Burada orta yaşın dış mahallelerinde sallanıyorum ve bazen hala hiç olmadığım kadar kaybolmuş hissediyorum. Gerçeğin sizi özgürleştireceği ve savunmasız olmanın iyileşmenin ve değişimin başlangıç ​​yeri olduğu fikri, öğrendiğim ve başkalarına vaaz ettiğim bir şey. Devam eden kendi kendini açığa çıkarma mücadelem, beni hala ağırlaştırmaya çalışan utanç ile kendimi başkalarıyla karşılaştırmanın sürekli olması arasında kalıyor. Bu, bazen vaaz ettiğim şeyi uygulamayı zorlaştırabilir.

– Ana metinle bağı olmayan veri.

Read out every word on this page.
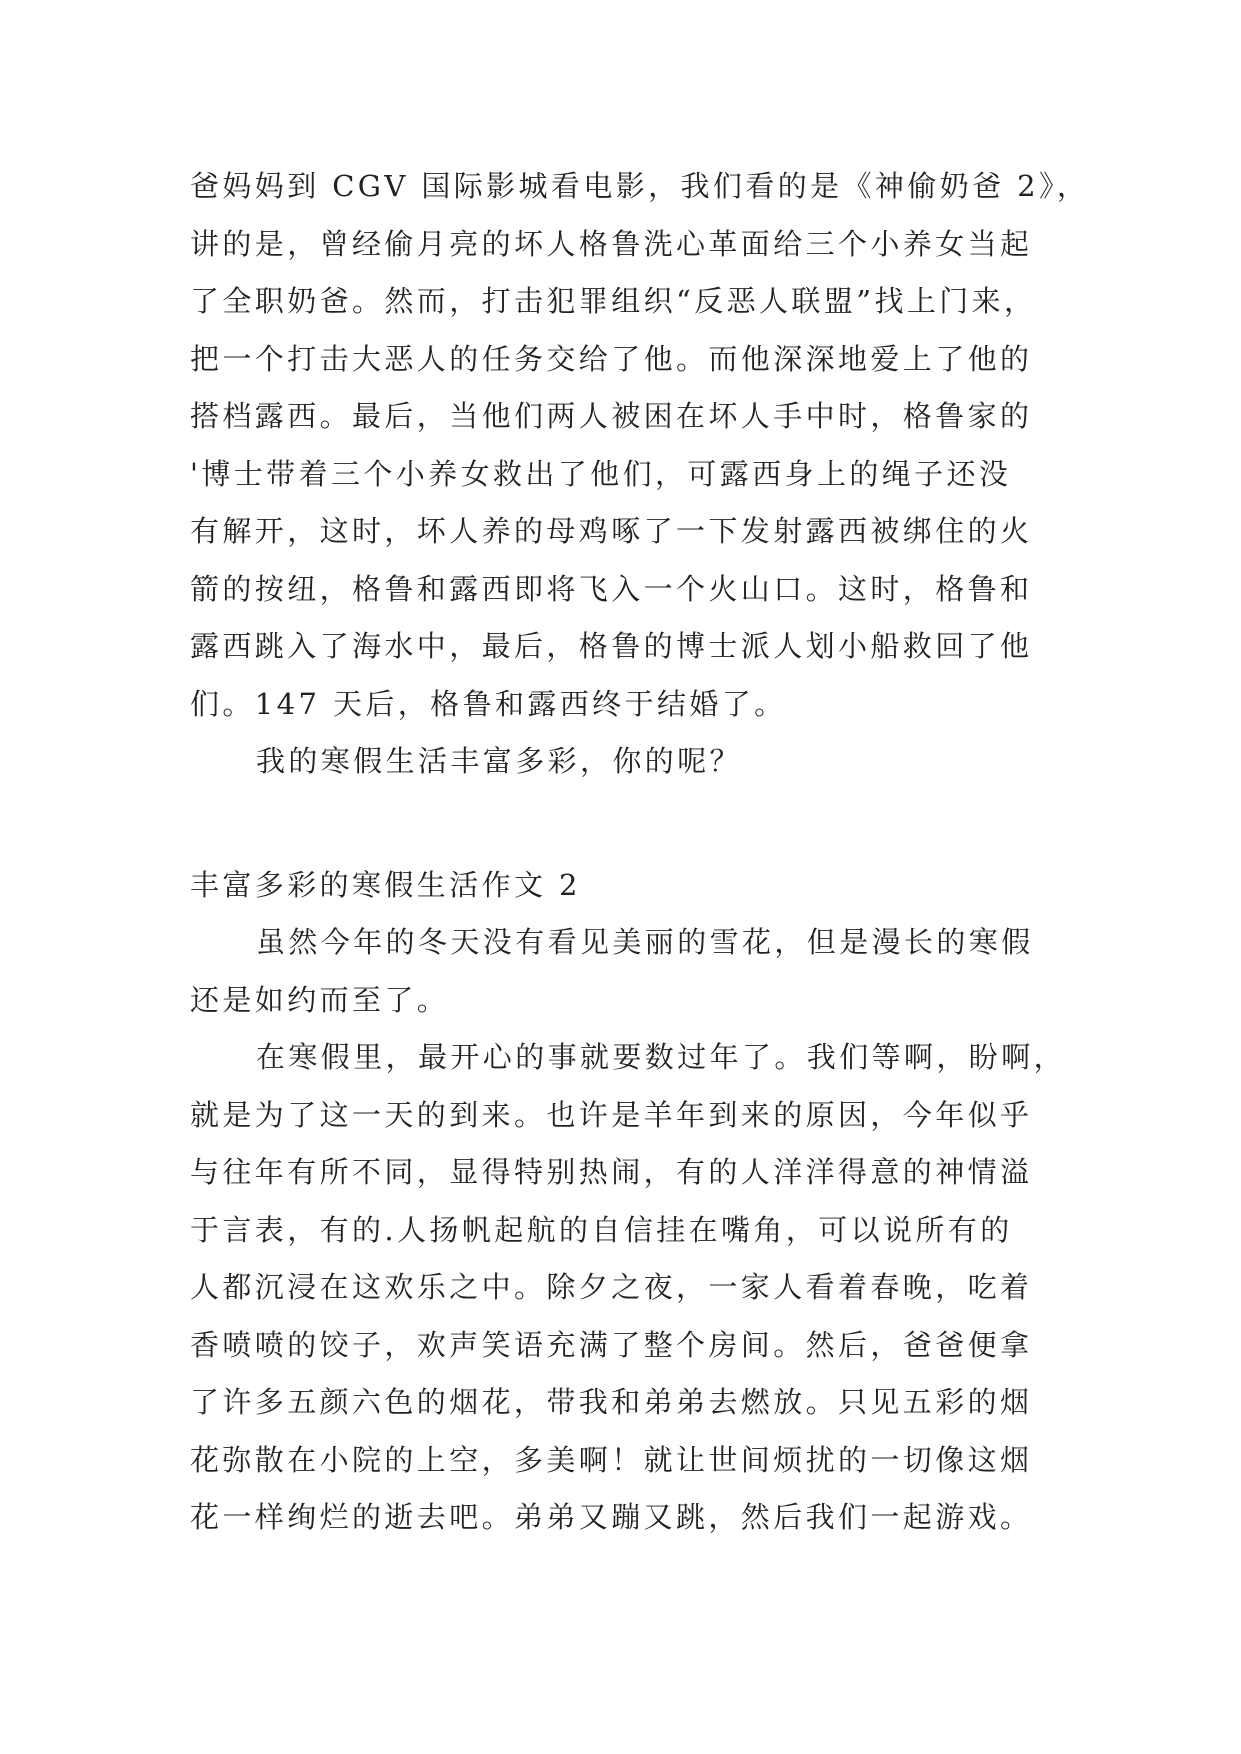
爸妈妈到 CGV 国际影城看电影，我们看的是《神偷奶爸 2》，
讲的是，曾经偷月亮的坏人格鲁洗心革面给三个小养女当起
了全职奶爸。然而，打击犯罪组织“反恶人联盟”找上门来，
把一个打击大恶人的任务交给了他。而他深深地爱上了他的
搭档露西。最后，当他们两人被困在坏人手中时，格鲁家的
'博士带着三个小养女救出了他们，可露西身上的绳子还没
有解开，这时，坏人养的母鸡啄了一下发射露西被绑住的火
箭的按纽，格鲁和露西即将飞入一个火山口。这时，格鲁和
露西跳入了海水中，最后，格鲁的博士派人划小船救回了他
们。147 天后，格鲁和露西终于结婚了。
我的寒假生活丰富多彩，你的呢？
丰富多彩的寒假生活作文 2
虽然今年的冬天没有看见美丽的雪花，但是漫长的寒假
还是如约而至了。
在寒假里，最开心的事就要数过年了。我们等啊，盼啊，
就是为了这一天的到来。也许是羊年到来的原因，今年似乎
与往年有所不同，显得特别热闹，有的人洋洋得意的神情溢
于言表，有的.人扬帆起航的自信挂在嘴角，可以说所有的
人都沉浸在这欢乐之中。除夕之夜，一家人看着春晚，吃着
香喷喷的饺子，欢声笑语充满了整个房间。然后，爸爸便拿
了许多五颜六色的烟花，带我和弟弟去燃放。只见五彩的烟
花弥散在小院的上空，多美啊！就让世间烦扰的一切像这烟
花一样绚烂的逝去吧。弟弟又蹦又跳，然后我们一起游戏。
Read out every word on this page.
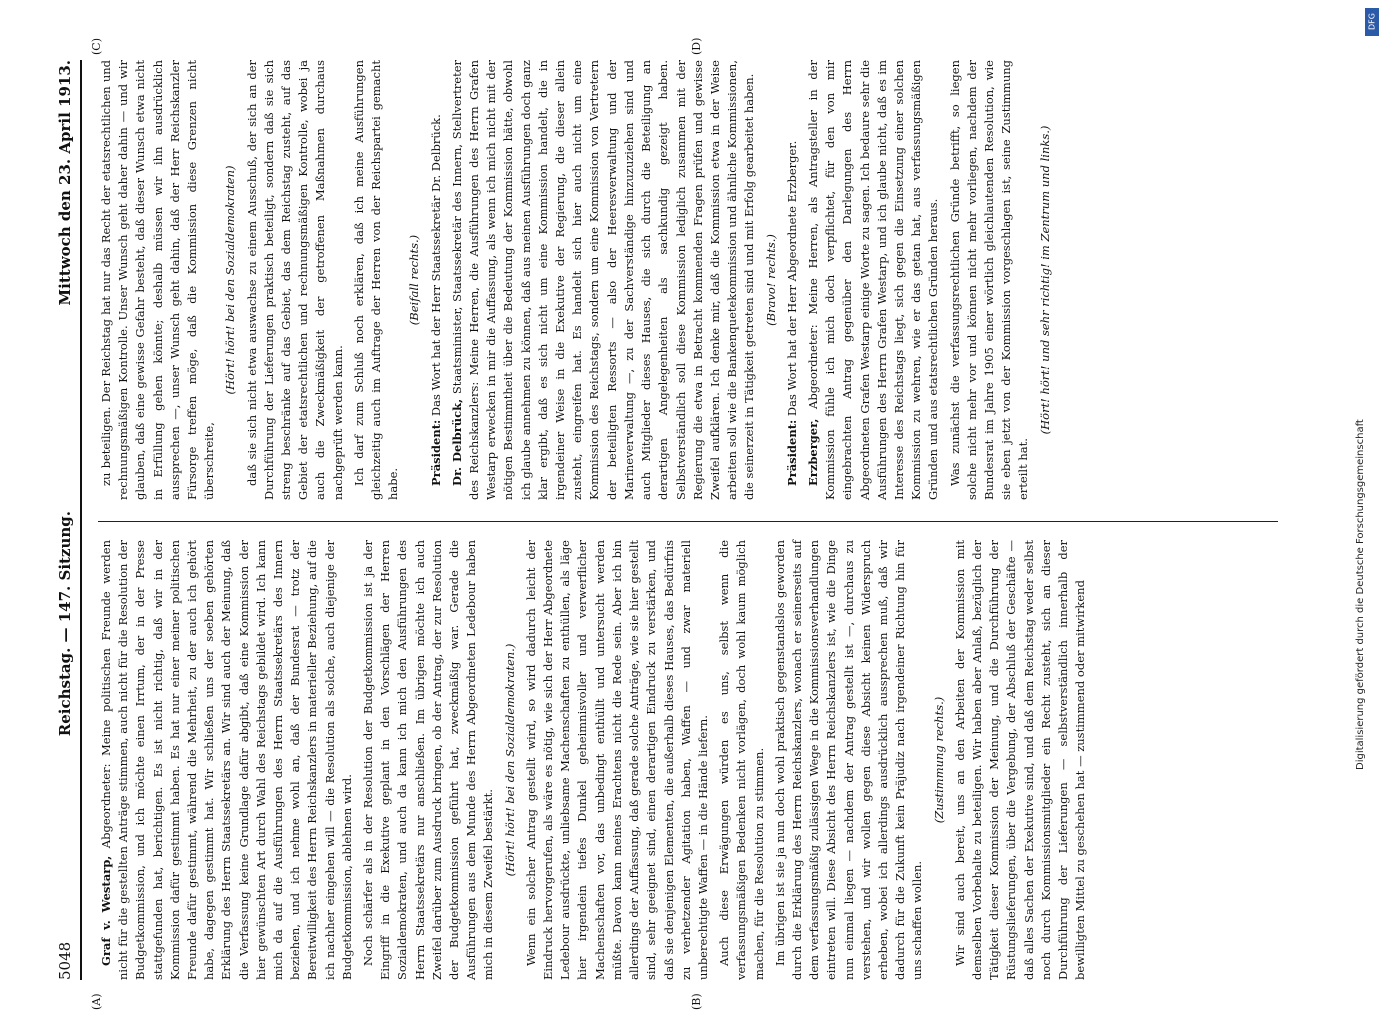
5048
Reichstag. — 147. Sitzung.
Mittwoch den 23. April 1913.
(A)	(B)
(C)	(D)

Graf v. Westarp, Abgeordneter: Meine politischen Freunde werden nicht für die gestellten Anträge stimmen, auch nicht für die Resolution der Budgetkommission, und ich möchte einen Irrtum, der in der Presse stattgefunden hat, berichtigen. Es ist nicht richtig, daß wir in der Kommission dafür gestimmt haben. Es hat nur einer meiner politischen Freunde dafür gestimmt, während die Mehrheit, zu der auch ich gehört habe, dagegen gestimmt hat. Wir schließen uns der soeben gehörten Erklärung des Herrn Staatssekretärs an. Wir sind auch der Meinung, daß die Verfassung keine Grundlage dafür abgibt, daß eine Kommission der hier gewünschten Art durch Wahl des Reichstags gebildet wird. Ich kann mich da auf die Ausführungen des Herrn Staatssekretärs des Innern beziehen, und ich nehme wohl an, daß der Bundesrat — trotz der Bereitwilligkeit des Herrn Reichskanzlers in materieller Beziehung, auf die ich nachher eingehen will — die Resolution als solche, auch diejenige der Budgetkommission, ablehnen wird. Noch schärfer als in der Resolution der Budgetkommission ist ja der Eingriff in die Exekutive geplant in den Vorschlägen der Herren Sozialdemokraten, und auch da kann ich mich den Ausführungen des Herrn Staatssekretärs nur anschließen. Im übrigen möchte ich auch Zweifel darüber zum Ausdruck bringen, ob der Antrag, der zur Resolution der Budgetkommission geführt hat, zweckmäßig war. Gerade die Ausführungen aus dem Munde des Herrn Abgeordneten Ledebour haben mich in diesem Zweifel bestärkt.

(Hört! hört! bei den Sozialdemokraten.) Wenn ein solcher Antrag gestellt wird, so wird dadurch leicht der Eindruck hervorgerufen, als wäre es nötig, wie sich der Herr Abgeordnete Ledebour ausdrückte, unliebsame Machenschaften zu enthüllen, als läge hier irgendein tiefes Dunkel geheimnisvoller und verwerflicher Machenschaften vor, das unbedingt enthüllt und untersucht werden müßte. Davon kann meines Erachtens nicht die Rede sein. Aber ich bin allerdings der Auffassung, daß gerade solche Anträge, wie sie hier gestellt sind, sehr geeignet sind, einen derartigen Eindruck zu verstärken, und daß sie denjenigen Elementen, die außerhalb dieses Hauses, das Bedürfnis zu verhetzender Agitation haben, Waffen — und zwar materiell unberechtigte Waffen — in die Hände liefern. Auch diese Erwägungen würden es uns, selbst wenn die verfassungsmäßigen Bedenken nicht vorlägen, doch wohl kaum möglich machen, für die Resolution zu stimmen. Im übrigen ist sie ja nun doch wohl praktisch gegenstandslos geworden durch die Erklärung des Herrn Reichskanzlers, wonach er seinerseits auf dem verfassungsmäßig zulässigen Wege in die Kommissionsverhandlungen eintreten will. Diese Absicht des Herrn Reichskanzlers ist, wie die Dinge nun einmal liegen — nachdem der Antrag gestellt ist —, durchaus zu verstehen, und wir wollen gegen diese Absicht keinen Widerspruch erheben, wobei ich allerdings ausdrücklich aussprechen muß, daß wir dadurch für die Zukunft kein Präjudiz nach irgendeiner Richtung hin für uns schaffen wollen.

(Zustimmung rechts.) Wir sind auch bereit, uns an den Arbeiten der Kommission mit demselben Vorbehalte zu beteiligen. Wir haben aber Anlaß, bezüglich der Tätigkeit dieser Kommission der Meinung, und die Durchführung der Rüstungslieferungen, über die Vergebung, der Abschluß der Geschäfte — daß alles Sachen der Exekutive sind, und daß dem Reichstag weder selbst noch durch Kommissionsmitglieder ein Recht zusteht, sich an dieser Durchführung der Lieferungen — selbstverständlich innerhalb der bewilligten Mittel zu geschehen hat — zustimmend oder mitwirkend

zu beteiligen. Der Reichstag hat nur das Recht der etatsrechtlichen und rechnungsmäßigen Kontrolle. Unser Wunsch geht daher dahin — und wir glauben, daß eine gewisse Gefahr besteht, daß dieser Wunsch etwa nicht in Erfüllung gehen könnte; deshalb müssen wir ihn ausdrücklich aussprechen —, unser Wunsch geht dahin, daß der Herr Reichskanzler Fürsorge treffen möge, daß die Kommission diese Grenzen nicht überschreite,

(Hört! hört! bei den Sozialdemokraten) daß sie sich nicht etwa auswachse zu einem Ausschuß, der sich an der Durchführung der Lieferungen praktisch beteiligt, sondern daß sie sich streng beschränke auf das Gebiet, das dem Reichstag zusteht, auf das Gebiet der etatsrechtlichen und rechnungsmäßigen Kontrolle, wobei ja auch die Zweckmäßigkeit der getroffenen Maßnahmen durchaus nachgeprüft werden kann. Ich darf zum Schluß noch erklären, daß ich meine Ausführungen gleichzeitig auch im Auftrage der Herren von der Reichspartei gemacht habe.

(Beifall rechts.)

Präsident: Das Wort hat der Herr Staatssekretär Dr. Delbrück.

Dr. Delbrück, Staatsminister, Staatssekretär des Innern, Stellvertreter des Reichskanzlers: Meine Herren, die Ausführungen des Herrn Grafen Westarp erwecken in mir die Auffassung, als wenn ich mich nicht mit der nötigen Bestimmtheit über die Bedeutung der Kommission hätte, obwohl ich glaube annehmen zu können, daß aus meinen Ausführungen doch ganz klar ergibt, daß es sich nicht um eine Kommission handelt, die in irgendeiner Weise in die Exekutive der Regierung, die dieser allein zusteht, eingreifen hat. Es handelt sich hier auch nicht um eine Kommission des Reichstags, sondern um eine Kommission von Vertretern der beteiligten Ressorts — also der Heeresverwaltung und der Marineverwaltung —, zu der Sachverständige hinzuzuziehen sind und auch Mitglieder dieses Hauses, die sich durch die Beteiligung an derartigen Angelegenheiten als sachkundig gezeigt haben. Selbstverständlich soll diese Kommission lediglich zusammen mit der Regierung die etwa in Betracht kommenden Fragen prüfen und gewisse Zweifel aufklären. Ich denke mir, daß die Kommission etwa in der Weise arbeiten soll wie die Bankenquetekommission und ähnliche Kommissionen, die seinerzeit in Tätigkeit getreten sind und mit Erfolg gearbeitet haben. (Bravo! rechts.)

Präsident: Das Wort hat der Herr Abgeordnete Erzberger.

Erzberger, Abgeordneter: Meine Herren, als Antragsteller in der Kommission fühle ich mich doch verpflichtet, für den von mir eingebrachten Antrag gegenüber den Darlegungen des Herrn Abgeordneten Grafen Westarp einige Worte zu sagen. Ich bedaure sehr die Ausführungen des Herrn Grafen Westarp, und ich glaube nicht, daß es im Interesse des Reichstags liegt, sich gegen die Einsetzung einer solchen Kommission zu wehren, wie er das getan hat, aus verfassungsmäßigen Gründen und aus etatsrechtlichen Gründen heraus. Was zunächst die verfassungsrechtlichen Gründe betrifft, so liegen solche nicht mehr vor und können nicht mehr vorliegen, nachdem der Bundesrat im Jahre 1905 einer wörtlich gleichlautenden Resolution, wie sie eben jetzt von der Kommission vorgeschlagen ist, seine Zustimmung erteilt hat.

(Hört! hört! und sehr richtig! im Zentrum und links.)

Digitalisierung gefördert durch die Deutsche Forschungsgemeinschaft
DFG
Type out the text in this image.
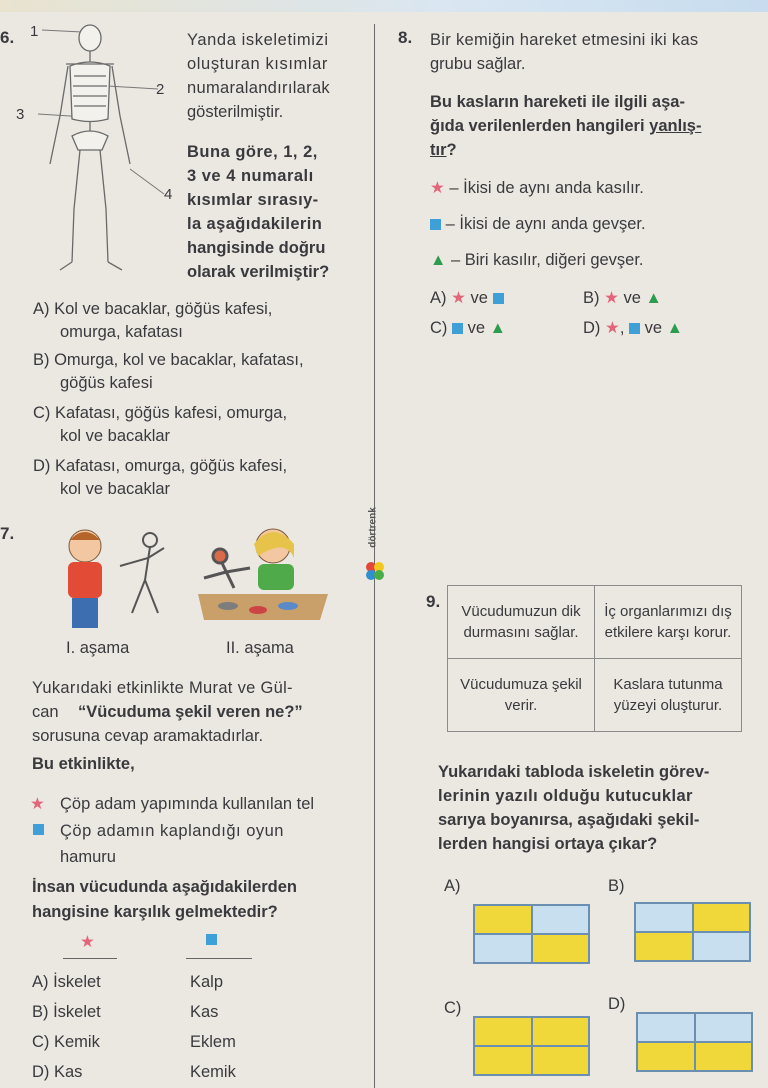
6. 1
2
3
4
Yanda iskeletimizi
oluşturan kısımlar
numaralandırılarak
gösterilmiştir.
Buna göre, 1, 2,
3 ve 4 numaralı
kısımlar sırasıy-
la aşağıdakilerin
hangisinde doğru
olarak verilmiştir?
A) Kol ve bacaklar, göğüs kafesi,
omurga, kafatası
B) Omurga, kol ve bacaklar, kafatası,
göğüs kafesi
C) Kafatası, göğüs kafesi, omurga,
kol ve bacaklar
D) Kafatası, omurga, göğüs kafesi,
kol ve bacaklar
7.
I. aşama	II. aşama
Yukarıdaki etkinlikte Murat ve Gül-
can “Vücuduma şekil veren ne?”
sorusuna cevap aramaktadırlar.
Bu etkinlikte,
★ Çöp adam yapımında kullanılan tel
Çöp adamın kaplandığı oyun
hamuru
İnsan vücudunda aşağıdakilerden
hangisine karşılık gelmektedir?
★
A) İskelet	Kalp
B) İskelet	Kas
C) Kemik	Eklem
D) Kas	Kemik
dörtrenk
8. Bir kemiğin hareket etmesini iki kas
grubu sağlar.
Bu kasların hareketi ile ilgili aşa-
ğıda verilenlerden hangileri yanlış-
tır?
★ – İkisi de aynı anda kasılır.
– İkisi de aynı anda gevşer.
▲ – Biri kasılır, diğeri gevşer.
A) ★ ve	B) ★ ve ▲
C) ve ▲	D) ★,  ve ▲
9.
Vücudumuzun dik durmasını sağlar.	İç organlarımızı dış etkilere karşı korur.
Vücudumuza şekil verir.	Kaslara tutunma yüzeyi oluşturur.
Yukarıdaki tabloda iskeletin görev-
lerinin yazılı olduğu kutucuklar
sarıya boyanırsa, aşağıdaki şekil-
lerden hangisi ortaya çıkar?
A)	B)
C)	D)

Yani, bu orta yaş durumu devam ederken, zamanın bittiği gerçeğiyle bombardımana tutuluyorum. Panik yapıyorum ve düşünüyorum, babam öldüğünde yaşadığım zaman hayatım hakkında nasıl hissedeceğim? Hayatımın çoğunu kaygının yönetmesine izin verdiğim için pişman olacak mıyım? 2008'de kariyerimden uzaklaşmaktan ve o zamandan beri dünyadaki yerimi asla tam olarak bulamamaktan dolayı bir başarısızlık gibi hissedecek miyim? Yetersizlik duyguları hala orada olacak mı? Maceralı ve kaygısız bir hayat pahasına kalbimi ve ruhumu korumak için zırhlandığım için gurur duyacak mıyım? Yoksa başkalarının düşündüğünden çok fazla endişelendiğim için utanacak mıyım?

Bilmiyorum. Sadece zamanın beni ürpertiyormuş gibi hissettirdiğini biliyorum. Bunun nedeni, geçen yıl çok keder ve ölüm yoğun bir yıl olduğu ve yaşam döngüsünün gerçekliğinin battığı için mi, yoksa yerden kalktığımda kalçalarımın bana öyle olmadığını mı hatırlattığını bilmiyorum. 25 artık. Ölümle ilgili yakın görüşmelerim oldu ve hayatta olduğum için şanslı olduğum gerçeğinden habersiz değilim.

Eskiden orta yaşamı, bir spor araba satın alarak, genç bir adam bularak veya dağlarda yürüyüşe çıkarak çözülebilecek yaşlanma mücadelesi ve korkusundan ibaret olduğunu düşünürdüm, ama buradayım orta yaştayım ve bunların hiçbiri benim akla ya da bana hitap et.

Midlife, nerede olduğunuzu, nereye gittiğinizi sorgulamak ve siz mi yoksa yıllardır canlandırdığınız cephe mi olacağınıza karar vermekle ilgili ise, o zaman kesinlikle orta yaştayım. Ben her şeyi sorguladığım yerdeyim. Başa çıkma mekanizmalarımın ve zırhlarımın beni sinirlendirmeye başladığı bir yerdeyim, buna alıştığım hayatımda baş belası bir tepki olmasına rağmen. Kulağıma fısıldarken evrenin ellerini omzumda hissediyorum "Dalga geçmiyorum. " Ve eğer hayatta bir şey öğrendiysem, evrenin fısıltısını göz ardı ederseniz, siz onu artık görmezden gelemeyene kadar daha yüksek sesle deneyecektir.